A cocktail library without the Equipment needed field is the one you abandon at fifteen recipes because you can't remember whether the Aviation requires a shaker or a mixing glass, and you're too proud to look it up again in front of guests.
The answer is a shaker — but the point is that the reference should exist and be accessible in the three seconds before your guests arrive.
What a Serious Library Contains
The Ingredients field comes pre-populated with 47 options covering the range from gin, vodka, bourbon, tequila, and white/golden/red rum through liqueurs (Cointreau, Kahlua, Galliano, Grand Marnier, Creme de fraises, Peach schnapps, Blue curacao), vermouths (Martini bianco), bitters (Angostura), fresh elements (mint, strawberries, banana, coconut), juices, and garnishes. The multichoice format means filtering by ingredient works: you have 750ml of Pernod left from Christmas and you want to know every recipe that uses it before it evaporates.
Equipment needed — Cocktail glass, Lowball glass, Shaker, Pourer, Measure, Martini glass — tells you before you start whether your current glassware situation supports the recipe.
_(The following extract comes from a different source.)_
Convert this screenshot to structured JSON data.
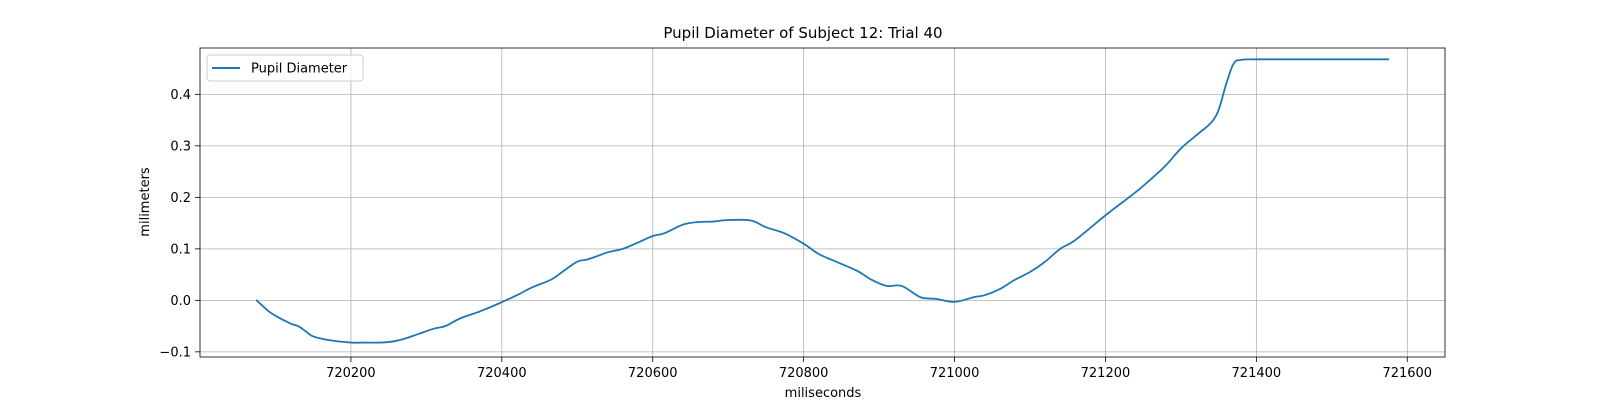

A Martini glass requirement and a Lowball glass requirement are different service decisions, particularly when you're set up for ten people.
The Rating and Comments fields are the fields that transform this from a recipe file into a working knowledge base. A Negroni rated 4 stars with a comment noting "use orange bitters instead of Angostura, much better balance, tried this November 2024" is more useful than any published recipe. The cocktail you've modified and improved is the one worth documenting.
Photo captures the finished drink. Three months later when you're trying to remember what the Clover Club looked like before you garnished it — and whether the layer separation was deliberate or a technique problem — the photo is the reference.